Developer Ali Kashani spoke on two projects Thursday night. First, he had nice things to say about the Tipping Mar building on Shattuck, and he later had even nicer things to say about Ashby Arts, his five-story condo project at 1920 Ashby Ave., at the southeast corner of San Pablo Avenue—one of the city’s gateway intersections. 

While the board had been scheduled to vote on the project, action was delayed because of problems Wollmer pointed out in the way the developers had calculated the costs of units to be made available as affordable housing—a process regulated by both municipal and state regulations. 

While the city hopes to use the project to leverage a $9 million state grant to fund streetscape improvements on San Pablo and Kashani’s Citycentric Investments hopes to maximize their project, Wollmer said the developer had failed to meet the basic affordability requirements laid out in state law. 

The state density bonus and Berkeley’s own inclusionary ordinance regulate pricing for so-called affordable housing units included in market-rate apartment and condo projects. 

Under the permit brought before ZAB, Kashani would have distributed the affordable units through the middle three-fourths of the building, leaving the top floor units all at market rate—whether rented or sold. 

In return for 15 affordable units, Citycentric was to get a density bonus of 24 units, nearly a one-third increase in the size otherwise allowed by city regulations. 

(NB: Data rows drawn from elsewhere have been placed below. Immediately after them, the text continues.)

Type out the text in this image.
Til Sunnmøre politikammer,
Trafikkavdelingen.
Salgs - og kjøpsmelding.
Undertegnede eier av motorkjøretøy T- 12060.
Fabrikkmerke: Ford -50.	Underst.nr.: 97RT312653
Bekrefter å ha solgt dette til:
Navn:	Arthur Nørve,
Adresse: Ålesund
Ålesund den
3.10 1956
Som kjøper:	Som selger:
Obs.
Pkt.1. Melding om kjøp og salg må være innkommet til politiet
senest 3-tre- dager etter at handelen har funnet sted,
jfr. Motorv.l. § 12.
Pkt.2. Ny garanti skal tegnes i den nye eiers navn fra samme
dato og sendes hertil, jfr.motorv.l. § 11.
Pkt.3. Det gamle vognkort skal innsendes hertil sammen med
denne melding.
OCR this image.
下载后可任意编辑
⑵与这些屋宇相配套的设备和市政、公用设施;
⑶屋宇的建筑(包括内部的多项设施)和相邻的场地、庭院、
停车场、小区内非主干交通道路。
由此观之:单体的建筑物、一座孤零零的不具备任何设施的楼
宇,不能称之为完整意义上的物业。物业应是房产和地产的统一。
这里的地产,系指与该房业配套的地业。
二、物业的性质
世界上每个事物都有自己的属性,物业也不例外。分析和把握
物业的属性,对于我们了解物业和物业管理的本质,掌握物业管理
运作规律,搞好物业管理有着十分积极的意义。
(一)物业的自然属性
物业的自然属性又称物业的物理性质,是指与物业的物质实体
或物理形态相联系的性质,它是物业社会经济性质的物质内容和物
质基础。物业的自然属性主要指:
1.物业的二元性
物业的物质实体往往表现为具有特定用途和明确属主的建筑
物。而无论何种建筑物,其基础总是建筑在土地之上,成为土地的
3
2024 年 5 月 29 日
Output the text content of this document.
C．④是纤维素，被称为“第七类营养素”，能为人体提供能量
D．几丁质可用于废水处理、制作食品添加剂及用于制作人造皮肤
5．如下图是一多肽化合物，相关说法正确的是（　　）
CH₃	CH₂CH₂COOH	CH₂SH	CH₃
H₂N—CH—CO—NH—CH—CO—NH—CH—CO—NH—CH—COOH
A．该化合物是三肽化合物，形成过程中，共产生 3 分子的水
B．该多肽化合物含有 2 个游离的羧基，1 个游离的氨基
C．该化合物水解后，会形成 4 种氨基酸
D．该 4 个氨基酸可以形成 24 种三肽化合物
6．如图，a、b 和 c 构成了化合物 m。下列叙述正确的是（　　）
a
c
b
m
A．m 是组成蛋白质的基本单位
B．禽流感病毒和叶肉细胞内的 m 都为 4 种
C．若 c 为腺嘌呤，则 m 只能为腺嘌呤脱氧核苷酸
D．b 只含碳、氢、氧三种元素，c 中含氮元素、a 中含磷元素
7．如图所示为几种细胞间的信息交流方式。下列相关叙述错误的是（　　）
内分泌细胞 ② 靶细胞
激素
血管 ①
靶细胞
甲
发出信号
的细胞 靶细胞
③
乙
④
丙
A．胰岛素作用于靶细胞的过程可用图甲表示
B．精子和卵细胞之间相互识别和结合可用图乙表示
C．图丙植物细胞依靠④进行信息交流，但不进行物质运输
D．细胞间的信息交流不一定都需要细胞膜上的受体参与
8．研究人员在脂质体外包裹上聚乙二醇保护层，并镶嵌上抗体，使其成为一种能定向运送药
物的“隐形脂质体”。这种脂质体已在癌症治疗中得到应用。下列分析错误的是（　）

Wollmer said that his calculations showed that the projected prices for would-be affordable units were actually higher than allowed by state regulations, and city staff agreed that the figures needed to be recalculated. 

In the end, the board voted unanimously to continue the hearing so that staff could run the numbers and return with a revised permit proposal. 

Judd said he was also concerned because of the cumulative impact of seven projects approved in the area which, taken together, will delay left turns at the intersection by more than four minutes by 2030. The new Berkeley Bowl a block away is one of the seven projects.  

“This area is where we have done the most damage in the city by approving projects without (traffic) mitigations,” he said. 

But member Bob Allen said that the delays added by the Kashani projects were minimal, and praised what he said “is going to be a very successful building.” 

 

Other action 

The board also approved a permit to open a wine and beer shop with a wine- tasting room at 2949 College Ave. Earlier objections from neighbors had been resolved, and the item was approved as part of the night’s consent calendar. 

Also issued by consent was a demolition permit for 3020 San Pablo Ave., where Yerba Buena Builders of San Francisco had sought approval to level the old Twin Castle drive-in, where the board has already issued a use permit for a new mixed-use residential-over-commercial project. 

The old drive-in, which had offered one of the most eclectic menus in the city, had been heavily vandalized after the eatery closed, prompting a city nuisance finding that led to the demolition permit. 

The board also approved without discussion architect Kava Massih’s request for a permit to build a quick-service restaurant at the site of an old nursery at 1326 10th St.